No puedo olvidar el viernes de la Pocha Ramos, en que nos ha entregado unos poemas desgarradores, recitados con su voz arrastrada y húmeda, derramada de pensamientos sobre el amor, siempre el amor en boca de la Pocha. Quizás la última vez que leyó en publico. No lo sé. No lo puedo saber. Pero es mi deber interpretar que ha sido su despedida. Es mi deber pensar que la Pocha dijo adiós a Santiago en aquella noche. El bar estaba absolutamente desbordado. Su voz era casi imperceptible entre esa multitud, que se había convocado a escucharla, presintiendo una despedida, porque un par de años después Santiago sabría de su partida.
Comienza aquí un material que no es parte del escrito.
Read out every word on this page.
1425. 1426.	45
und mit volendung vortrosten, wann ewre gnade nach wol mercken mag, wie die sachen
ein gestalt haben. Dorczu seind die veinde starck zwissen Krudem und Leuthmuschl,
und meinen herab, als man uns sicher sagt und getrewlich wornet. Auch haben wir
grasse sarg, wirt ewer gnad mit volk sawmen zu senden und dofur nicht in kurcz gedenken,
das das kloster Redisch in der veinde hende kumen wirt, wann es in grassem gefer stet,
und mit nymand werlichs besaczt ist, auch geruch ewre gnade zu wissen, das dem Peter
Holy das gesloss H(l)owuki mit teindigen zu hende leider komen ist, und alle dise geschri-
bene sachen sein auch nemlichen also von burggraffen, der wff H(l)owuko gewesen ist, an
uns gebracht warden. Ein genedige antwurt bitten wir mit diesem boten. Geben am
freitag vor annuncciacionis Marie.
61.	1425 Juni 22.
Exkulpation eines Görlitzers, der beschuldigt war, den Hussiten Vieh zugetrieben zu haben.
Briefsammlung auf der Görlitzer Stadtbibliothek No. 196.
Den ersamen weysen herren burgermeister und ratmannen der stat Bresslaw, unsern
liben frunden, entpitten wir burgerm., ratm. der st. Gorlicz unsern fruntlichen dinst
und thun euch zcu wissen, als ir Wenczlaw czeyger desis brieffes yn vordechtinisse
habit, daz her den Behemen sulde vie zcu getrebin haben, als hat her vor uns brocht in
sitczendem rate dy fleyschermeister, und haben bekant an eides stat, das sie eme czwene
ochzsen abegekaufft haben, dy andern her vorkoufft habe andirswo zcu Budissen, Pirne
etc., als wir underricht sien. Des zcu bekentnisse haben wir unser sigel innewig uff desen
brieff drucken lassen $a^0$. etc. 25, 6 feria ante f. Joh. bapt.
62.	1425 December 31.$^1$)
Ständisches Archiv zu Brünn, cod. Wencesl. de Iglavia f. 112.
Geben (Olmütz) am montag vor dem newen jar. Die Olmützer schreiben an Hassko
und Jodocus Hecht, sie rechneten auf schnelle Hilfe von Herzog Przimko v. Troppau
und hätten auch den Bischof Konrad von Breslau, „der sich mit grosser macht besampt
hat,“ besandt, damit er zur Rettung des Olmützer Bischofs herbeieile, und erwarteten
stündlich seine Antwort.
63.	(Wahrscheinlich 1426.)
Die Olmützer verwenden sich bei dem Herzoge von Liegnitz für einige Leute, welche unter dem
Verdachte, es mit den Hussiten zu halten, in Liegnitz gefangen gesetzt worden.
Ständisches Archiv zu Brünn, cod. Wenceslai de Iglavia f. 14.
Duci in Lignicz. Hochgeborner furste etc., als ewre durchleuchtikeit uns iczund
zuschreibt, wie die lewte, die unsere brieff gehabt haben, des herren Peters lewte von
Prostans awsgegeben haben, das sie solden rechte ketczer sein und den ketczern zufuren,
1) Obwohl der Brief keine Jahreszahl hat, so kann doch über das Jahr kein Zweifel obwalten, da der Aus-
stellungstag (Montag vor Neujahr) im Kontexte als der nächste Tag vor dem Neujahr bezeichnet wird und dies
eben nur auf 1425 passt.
Tampoco puedo olvidarme de la noche que recibimos la visita de David Lagmánovich –un grande que también nos ha dejado, y ya son varios- , que nos ha paralizado con una poesía certera, lucida, implosiva, matizada de su humildad y bonhomía. Ha leído, ha reflexionado, ha merodeado la belleza ante un público estupefacto.

No puedo olvidarme, en fin, de tantas noches de goce y amistad, de humor y conocimiento, de exaltación y de júbilo. El Ciclo de poesía de los viernes ha sido un derroche de voces y rostros memorables.
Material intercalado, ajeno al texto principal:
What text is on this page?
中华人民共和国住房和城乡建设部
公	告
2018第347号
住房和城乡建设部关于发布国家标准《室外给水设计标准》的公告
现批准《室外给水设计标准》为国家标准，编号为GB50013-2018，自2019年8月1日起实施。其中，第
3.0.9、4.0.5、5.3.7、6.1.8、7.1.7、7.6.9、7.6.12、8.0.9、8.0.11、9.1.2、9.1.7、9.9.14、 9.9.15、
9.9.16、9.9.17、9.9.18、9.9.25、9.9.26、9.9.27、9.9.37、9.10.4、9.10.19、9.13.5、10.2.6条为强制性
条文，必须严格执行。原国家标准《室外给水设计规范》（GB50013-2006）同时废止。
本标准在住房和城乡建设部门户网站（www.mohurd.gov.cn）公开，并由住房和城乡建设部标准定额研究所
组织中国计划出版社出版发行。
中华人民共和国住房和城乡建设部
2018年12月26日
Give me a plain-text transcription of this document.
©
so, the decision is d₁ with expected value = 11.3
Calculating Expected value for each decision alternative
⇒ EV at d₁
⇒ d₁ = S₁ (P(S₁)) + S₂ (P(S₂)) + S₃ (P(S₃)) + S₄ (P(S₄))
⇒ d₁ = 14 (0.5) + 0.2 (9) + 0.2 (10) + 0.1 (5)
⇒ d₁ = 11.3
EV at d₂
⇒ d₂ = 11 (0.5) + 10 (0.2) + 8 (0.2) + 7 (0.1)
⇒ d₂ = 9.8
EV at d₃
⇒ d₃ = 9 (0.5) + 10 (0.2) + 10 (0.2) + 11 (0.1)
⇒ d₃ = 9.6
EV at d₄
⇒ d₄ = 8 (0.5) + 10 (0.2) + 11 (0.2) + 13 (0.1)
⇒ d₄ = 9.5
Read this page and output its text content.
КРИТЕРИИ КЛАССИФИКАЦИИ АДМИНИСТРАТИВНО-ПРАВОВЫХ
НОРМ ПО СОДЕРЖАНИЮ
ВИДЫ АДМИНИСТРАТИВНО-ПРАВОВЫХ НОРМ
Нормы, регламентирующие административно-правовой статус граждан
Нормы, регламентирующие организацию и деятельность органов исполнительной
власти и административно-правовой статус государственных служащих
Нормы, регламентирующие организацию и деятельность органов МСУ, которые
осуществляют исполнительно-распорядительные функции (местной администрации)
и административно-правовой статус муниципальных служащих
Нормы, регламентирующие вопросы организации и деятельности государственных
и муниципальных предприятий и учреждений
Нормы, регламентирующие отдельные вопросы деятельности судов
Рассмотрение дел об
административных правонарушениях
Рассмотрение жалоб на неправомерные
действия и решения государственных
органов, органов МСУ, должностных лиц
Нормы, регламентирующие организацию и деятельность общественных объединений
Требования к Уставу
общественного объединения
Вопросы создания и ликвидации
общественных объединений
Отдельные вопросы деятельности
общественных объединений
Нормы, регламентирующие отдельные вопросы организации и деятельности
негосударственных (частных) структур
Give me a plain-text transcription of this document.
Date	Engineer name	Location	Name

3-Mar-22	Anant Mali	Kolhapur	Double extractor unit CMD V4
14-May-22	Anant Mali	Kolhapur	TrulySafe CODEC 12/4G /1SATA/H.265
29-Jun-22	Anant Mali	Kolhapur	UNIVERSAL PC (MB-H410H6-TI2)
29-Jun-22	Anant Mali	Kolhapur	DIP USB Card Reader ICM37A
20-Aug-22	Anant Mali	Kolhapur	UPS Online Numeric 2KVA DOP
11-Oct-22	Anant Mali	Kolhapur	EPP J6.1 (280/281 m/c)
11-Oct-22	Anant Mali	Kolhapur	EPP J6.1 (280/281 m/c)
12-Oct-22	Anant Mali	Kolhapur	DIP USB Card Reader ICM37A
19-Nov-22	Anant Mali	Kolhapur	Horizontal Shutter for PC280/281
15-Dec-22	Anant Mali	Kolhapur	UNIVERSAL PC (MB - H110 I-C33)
Algunas mañanas que voy al centro, hago una parada en el café que está emplazado en esa galería que hoy ocupa el sitio del antiguo bar. No puedo evitar el sentir el murmullo de tantos versos que han quedado colgados del silencio de las columnas. Esas columnas que han perdurado en el nuevo edificio, en un acto de resistencia a la feroz modernización de los tiempos. Esas imponentes columnas que guardan en su mutismo relatos, versos y música, testigos inmutables de tanto aquelarre, de tanta noche poetizada, de tanta belleza. Todavía queda entre ellas un silencio perturbador. Todavía se sienten vibraciones de esas noches apresadas en su maciza presencia. Voces desencontradas de sus ecos, poemas que no dan con sus lectores, relatos que no han sido narrados y aun esperan, sones suspendidos en el tiempo como una niebla.

Bebo el café y fumo un cigarrillo, mientras escucho y me nutro de lo que ha quedado en esas modernas ruinas. Recuerdo. Me dejo reencontrar por aquellas noches. Digo poemas en la memoria.

Ojalá que la poesía en Santiago se encuentre a sí misma en algún rincón que, como aquel, le preste la escucha necesaria para volverse noche.

Necesito un viernes en mi vida.

Santiago necesita viernes de poesía.